My guess was the Dr gettin his shorts in a knot or a DME,
Got me good on this one LOL

In case anyone else is interested:

In the US, the FAA has recently made some changes in how it handles OSA. I don't know how it works in Canada, Europe, or Australia. CSA is a special problem because it is a central nervous system issue, and FAA has some real trouble approving someone with that. OSA is much simpler to deal with - either your CPAP treatment is working or it isn't.

The way it used to be: If you suspected you had OSA, then got a diagnosis, you had to report it. FAA would want copies of reports, sleep studies, and 90-days of compliance data. You had 90 days to get as much of this together as possible and send it in. FAA would review it and then approve you (or ask for more info) and that review could take 3-4 months. In all that time, you were grounded. For anyone that flies for a living, those 6+ months were generally at a significant loss of income. The potential was that someone that suspected he had OSA would rather live with it than report it. There's no way to know if that happened. Once approved, you needed an annual report showing continued compliance and efficacy.

Last year, FAA changed the rules. If you report it, you can get approved right away and fly, but you will need all the documentation for final approval. Once that final approval comes, you are still under the annual renewal requirements afterward. But, if that approval DOESN'T come, THEN you are grounded until you get things fixed. FAA also started screening pilots for BMI (>= 35) and neck circumference (>=17") risk factors. If you meet those risk factors you are told you need an apnea screening. If that screening shows evidence of sleep apnea, then you need a sleep study and follow up compliance reports - but you are allowed to fly until then.

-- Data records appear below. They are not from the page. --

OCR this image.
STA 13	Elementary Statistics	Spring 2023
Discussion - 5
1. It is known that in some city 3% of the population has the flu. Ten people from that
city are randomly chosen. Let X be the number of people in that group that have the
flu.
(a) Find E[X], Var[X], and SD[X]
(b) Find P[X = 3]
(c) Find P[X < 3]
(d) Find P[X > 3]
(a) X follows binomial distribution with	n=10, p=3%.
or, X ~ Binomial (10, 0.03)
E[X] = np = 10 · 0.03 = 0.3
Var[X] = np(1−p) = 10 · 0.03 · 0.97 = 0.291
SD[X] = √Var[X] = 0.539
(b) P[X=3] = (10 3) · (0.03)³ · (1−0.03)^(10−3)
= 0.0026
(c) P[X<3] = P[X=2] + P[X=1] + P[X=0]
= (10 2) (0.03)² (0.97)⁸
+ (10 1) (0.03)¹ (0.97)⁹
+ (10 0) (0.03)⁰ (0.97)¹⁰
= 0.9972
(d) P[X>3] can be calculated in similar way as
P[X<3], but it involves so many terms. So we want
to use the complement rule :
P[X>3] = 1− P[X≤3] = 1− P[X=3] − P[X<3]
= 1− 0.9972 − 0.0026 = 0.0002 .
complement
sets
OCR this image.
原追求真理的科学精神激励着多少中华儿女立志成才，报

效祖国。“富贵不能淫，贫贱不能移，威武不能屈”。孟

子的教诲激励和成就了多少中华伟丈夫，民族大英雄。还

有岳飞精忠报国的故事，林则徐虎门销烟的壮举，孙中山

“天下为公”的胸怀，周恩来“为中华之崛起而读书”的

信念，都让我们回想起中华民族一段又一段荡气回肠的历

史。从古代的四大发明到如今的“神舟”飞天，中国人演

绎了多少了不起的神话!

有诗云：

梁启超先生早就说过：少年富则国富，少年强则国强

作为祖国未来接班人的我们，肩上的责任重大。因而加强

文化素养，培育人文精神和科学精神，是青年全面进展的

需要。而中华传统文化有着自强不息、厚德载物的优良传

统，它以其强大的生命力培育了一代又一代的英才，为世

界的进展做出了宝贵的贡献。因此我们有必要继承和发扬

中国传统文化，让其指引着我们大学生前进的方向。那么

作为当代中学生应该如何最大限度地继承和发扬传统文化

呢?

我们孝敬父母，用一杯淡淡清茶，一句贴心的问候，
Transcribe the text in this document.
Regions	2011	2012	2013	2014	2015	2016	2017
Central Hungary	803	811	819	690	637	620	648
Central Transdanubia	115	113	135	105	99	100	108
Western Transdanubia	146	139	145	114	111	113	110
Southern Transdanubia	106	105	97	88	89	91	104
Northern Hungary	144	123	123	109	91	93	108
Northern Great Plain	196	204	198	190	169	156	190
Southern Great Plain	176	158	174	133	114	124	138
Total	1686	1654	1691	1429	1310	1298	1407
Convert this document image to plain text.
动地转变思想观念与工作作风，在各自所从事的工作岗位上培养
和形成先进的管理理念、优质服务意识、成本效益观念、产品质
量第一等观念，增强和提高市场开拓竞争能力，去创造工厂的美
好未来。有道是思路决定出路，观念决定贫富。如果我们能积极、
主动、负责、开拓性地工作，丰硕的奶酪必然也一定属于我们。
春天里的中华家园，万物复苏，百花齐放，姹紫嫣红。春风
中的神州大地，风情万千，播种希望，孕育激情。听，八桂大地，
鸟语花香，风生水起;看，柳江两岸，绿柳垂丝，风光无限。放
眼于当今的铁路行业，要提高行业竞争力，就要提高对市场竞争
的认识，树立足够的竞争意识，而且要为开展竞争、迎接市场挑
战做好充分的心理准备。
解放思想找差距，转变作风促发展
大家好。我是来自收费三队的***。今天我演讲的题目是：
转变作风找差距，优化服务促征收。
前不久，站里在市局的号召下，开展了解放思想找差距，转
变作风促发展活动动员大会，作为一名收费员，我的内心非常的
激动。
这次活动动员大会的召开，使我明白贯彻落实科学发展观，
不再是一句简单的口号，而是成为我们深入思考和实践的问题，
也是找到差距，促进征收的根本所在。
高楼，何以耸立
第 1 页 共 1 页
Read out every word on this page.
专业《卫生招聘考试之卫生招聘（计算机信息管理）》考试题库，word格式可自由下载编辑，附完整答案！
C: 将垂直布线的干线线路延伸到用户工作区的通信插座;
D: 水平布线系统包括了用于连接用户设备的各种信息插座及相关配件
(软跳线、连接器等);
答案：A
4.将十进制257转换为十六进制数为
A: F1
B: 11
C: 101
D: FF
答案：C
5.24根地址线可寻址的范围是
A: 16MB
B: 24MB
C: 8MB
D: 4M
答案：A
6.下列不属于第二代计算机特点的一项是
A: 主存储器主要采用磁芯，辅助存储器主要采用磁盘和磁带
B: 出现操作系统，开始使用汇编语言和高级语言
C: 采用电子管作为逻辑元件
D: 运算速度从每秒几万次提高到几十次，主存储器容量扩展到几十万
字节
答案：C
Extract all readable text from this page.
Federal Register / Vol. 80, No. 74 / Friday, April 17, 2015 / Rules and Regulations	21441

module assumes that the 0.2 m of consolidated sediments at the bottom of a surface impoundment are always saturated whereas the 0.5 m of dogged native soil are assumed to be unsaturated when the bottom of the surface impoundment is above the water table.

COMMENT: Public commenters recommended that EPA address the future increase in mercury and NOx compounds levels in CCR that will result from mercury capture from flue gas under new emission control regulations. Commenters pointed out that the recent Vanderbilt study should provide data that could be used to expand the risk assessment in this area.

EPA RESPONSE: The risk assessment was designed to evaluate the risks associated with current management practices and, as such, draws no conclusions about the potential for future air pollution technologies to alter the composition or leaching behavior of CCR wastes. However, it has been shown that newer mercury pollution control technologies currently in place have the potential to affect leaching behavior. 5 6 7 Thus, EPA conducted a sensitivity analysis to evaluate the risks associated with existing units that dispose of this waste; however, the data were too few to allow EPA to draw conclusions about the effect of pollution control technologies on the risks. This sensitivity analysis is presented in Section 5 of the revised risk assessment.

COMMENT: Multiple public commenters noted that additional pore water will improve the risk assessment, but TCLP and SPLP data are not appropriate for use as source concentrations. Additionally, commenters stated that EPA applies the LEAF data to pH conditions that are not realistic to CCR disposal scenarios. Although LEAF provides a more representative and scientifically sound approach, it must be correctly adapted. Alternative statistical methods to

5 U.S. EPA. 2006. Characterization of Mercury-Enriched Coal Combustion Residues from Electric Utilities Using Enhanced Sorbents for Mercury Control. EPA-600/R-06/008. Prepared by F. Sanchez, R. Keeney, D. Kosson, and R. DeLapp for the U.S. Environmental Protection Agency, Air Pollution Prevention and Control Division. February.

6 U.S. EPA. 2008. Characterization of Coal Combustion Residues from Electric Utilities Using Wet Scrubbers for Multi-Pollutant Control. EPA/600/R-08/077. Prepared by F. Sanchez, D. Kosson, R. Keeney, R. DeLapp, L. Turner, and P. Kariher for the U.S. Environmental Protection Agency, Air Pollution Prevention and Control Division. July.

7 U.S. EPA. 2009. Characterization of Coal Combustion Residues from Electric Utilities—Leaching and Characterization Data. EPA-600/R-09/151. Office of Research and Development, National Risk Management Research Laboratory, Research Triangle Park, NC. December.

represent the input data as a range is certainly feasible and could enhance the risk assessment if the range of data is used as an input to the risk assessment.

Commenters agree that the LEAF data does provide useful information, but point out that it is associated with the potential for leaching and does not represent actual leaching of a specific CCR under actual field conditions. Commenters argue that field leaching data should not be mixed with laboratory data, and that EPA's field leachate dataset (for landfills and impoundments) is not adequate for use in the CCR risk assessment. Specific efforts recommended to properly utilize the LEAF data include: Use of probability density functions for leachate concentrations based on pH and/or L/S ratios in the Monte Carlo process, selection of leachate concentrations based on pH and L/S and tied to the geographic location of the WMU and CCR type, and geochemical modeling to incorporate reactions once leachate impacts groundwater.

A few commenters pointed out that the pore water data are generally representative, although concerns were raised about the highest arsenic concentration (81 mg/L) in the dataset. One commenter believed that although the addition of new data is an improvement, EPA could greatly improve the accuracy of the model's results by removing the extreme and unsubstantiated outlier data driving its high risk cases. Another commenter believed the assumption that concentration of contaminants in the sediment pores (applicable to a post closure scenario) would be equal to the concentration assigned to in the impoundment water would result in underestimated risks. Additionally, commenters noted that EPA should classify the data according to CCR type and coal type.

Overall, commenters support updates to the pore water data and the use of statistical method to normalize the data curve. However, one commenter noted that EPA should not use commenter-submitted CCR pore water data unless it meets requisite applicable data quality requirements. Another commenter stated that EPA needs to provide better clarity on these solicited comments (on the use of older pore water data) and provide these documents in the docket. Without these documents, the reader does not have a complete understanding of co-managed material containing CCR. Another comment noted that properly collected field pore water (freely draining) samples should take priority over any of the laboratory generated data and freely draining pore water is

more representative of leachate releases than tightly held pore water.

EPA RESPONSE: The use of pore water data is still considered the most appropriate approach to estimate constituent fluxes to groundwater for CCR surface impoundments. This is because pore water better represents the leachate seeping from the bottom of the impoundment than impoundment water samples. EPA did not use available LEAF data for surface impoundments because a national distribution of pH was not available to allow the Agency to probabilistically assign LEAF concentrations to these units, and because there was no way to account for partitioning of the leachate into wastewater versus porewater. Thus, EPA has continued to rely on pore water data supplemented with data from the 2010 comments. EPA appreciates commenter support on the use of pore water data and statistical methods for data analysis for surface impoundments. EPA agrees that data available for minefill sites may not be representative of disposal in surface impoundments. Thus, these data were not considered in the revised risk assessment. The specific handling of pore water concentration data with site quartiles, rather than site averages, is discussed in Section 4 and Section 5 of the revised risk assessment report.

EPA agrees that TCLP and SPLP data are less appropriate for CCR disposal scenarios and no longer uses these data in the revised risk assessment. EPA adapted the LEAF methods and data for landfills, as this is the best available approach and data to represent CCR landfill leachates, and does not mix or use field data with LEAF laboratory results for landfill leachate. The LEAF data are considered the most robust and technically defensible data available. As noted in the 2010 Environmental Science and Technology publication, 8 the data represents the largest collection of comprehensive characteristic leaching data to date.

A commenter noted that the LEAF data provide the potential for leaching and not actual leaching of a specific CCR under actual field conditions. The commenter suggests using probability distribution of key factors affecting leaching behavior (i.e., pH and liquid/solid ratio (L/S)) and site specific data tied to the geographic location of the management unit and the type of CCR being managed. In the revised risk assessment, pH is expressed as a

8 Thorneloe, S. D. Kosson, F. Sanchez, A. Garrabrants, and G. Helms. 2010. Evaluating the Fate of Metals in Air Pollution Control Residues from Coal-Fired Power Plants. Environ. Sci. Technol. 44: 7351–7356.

This year, FAA changed their compliance reporting requirements. It used to be a 90-day report showing "compliance" and the normal insurance reports were sufficient. Starting this year, the reports must show a full year of compliance at >6hrs/night, not the >4hrs/night that insurance generally requires. I had to dump my Devilbiss because it was not Sleepyhead compatible and couldn't show >6hrs counts - it also has some other problems with long term data, anyone with a Devilbiss that uses their SmartCode and wants more info can PM me. Now I have the new Dreamstation and Sleepyhead, and I have a whole lot more info than I've ever had before.

As far as making the switch from CPAP to APAP: It's more of an opportunity for me to see if it makes a difference without going into a new sleep study. Maybe changing pressure settings makes a difference, maybe not. But my new machine does have the capability for me to find out. There might be a way for me to test that, but I have to follow rules that most people don't live under. I've already had one FAA doc tell me that I should just leave well enough alone and that playing around without a doctor's supervision might result in "problems" later.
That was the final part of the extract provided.